Unfortunately, his will could only supersede the needs of his body for so long. Strain became pain, ghostly pinpricks of a bone needle across his body. Akeem tried to ignore it, but it refused, growing more intense with each attempt to keep it at bay.
He cursed himself for working earlier. Hard labor beneath the unforgiving sun always sapped his strength but sometimes, he was struck with an agony that felt as if his body meant to tear itself apart to avoid one more moment of labor. He should have saved his strength but didn’t dare take a day off, lest he be replaced by one of the endless poor souls eager to take his place. There were plenty of younger and stronger men. Akeem held on to what meagre work he could find through determination alone.
His decision was taking its toll. As weakness pressed against his shoulders and the pain mounted, Akeem grudgingly admitted that his resolve wouldn’t be enough to see him through the ceremony. His soured hopes turned his stomach as he stopped chanting. Disgust, for himself, his fate, and the crowd continuing without him, welled up, twisting his stern mien into a storm.
A part of him knew his plan with all the substantiality of a heat mirage wouldn’t hold against the weight of reality. He couldn’t imagine how he would approach the minister without offending him. His best hope was throwing himself at the man’s mercy, but no one would be impressed by an old cripple, especially one that couldn’t properly venerate their khan.
He was nothing but waste. Trash that would never be allowed to dirty the gleaming streets of the Celestial City.
All Akeem wanted was to return home and wallow in his misery, perhaps for the rest of his life, but it wasn’t to be. When he made to push through the crowd, a wave of intense weakness overcame him. The old raider dropped to his knees as he grit his teeth against the following wave of pain. It wasn’t as bad as losing his hand, but it was accompanied by an abominable sensation. Something was reaching into him…and pulling.
Another wave of pain sent him to the ground, Akeem instinctively curling up and shielding his head. For a moment. The next wave of pain brought with it muscle spasms, forcing his limbs to flap around uselessly. His stomach threw up what little was in it and he rolled in a puddle of his own filth as the convulsions stripped him of his control.
Akeem had never been so afraid. Not even the morning he came out of his fever and realized his missing hand wasn’t a nightmare could compare. Then, he still had a hint of his youthful arrogance and believed he could overcome anything.
The years had beaten into him how mundane he was. How weak. Death was very real and, in those moments that he lost control of his body, closer than ever. He couldn’t explain how he knew but with each tug on his being, Akeem became surer.
He was dying.
His first instinct was to fight, but there was no way to fend off the ghostly claws assaulting the inside of his body. He tried to scream for help, beg for it, but no sound could escape his tight throat. He was helpless.

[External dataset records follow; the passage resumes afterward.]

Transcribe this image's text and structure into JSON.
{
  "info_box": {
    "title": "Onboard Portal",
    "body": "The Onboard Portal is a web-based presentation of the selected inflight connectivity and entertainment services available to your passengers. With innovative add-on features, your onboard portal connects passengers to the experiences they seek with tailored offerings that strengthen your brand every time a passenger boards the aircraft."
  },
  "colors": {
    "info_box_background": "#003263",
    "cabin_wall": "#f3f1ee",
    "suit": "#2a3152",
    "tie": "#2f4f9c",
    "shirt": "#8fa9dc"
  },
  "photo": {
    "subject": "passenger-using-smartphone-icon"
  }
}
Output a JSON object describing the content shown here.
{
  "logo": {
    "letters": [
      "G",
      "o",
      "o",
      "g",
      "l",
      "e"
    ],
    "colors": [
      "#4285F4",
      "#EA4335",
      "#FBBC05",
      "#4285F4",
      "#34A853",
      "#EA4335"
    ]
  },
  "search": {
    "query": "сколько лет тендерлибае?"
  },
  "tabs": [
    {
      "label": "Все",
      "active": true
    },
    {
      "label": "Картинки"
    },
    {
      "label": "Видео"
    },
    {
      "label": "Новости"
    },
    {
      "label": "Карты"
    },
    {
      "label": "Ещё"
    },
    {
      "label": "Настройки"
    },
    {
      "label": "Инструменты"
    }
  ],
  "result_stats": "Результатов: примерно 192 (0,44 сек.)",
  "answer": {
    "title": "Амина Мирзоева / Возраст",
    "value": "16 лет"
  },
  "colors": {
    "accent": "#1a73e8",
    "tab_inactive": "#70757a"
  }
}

And so were those he hoped would come to his aid. He couldn’t see much while thrashing around but he noticed that the crowd was collapsing around him, the men and women reduced to the same pitiful state. It spread like a vile sickness, claiming the whole crowd moments after Akeem fell.
Beneath the deceivingly serene glow of Aylen, over three thousand souls were claimed by malevolent forces. Their lifeless forms were contorted in grotesque agony, each a testament to unspeakable horrors. Yet, amidst the macabre scene, a chilling uniformity prevailed: every cadaver bore an arm thrust skyward, fingers tightly holding glass bowls half-filled with crimson sand, sinister offerings to a dark presence that haunted the shadows.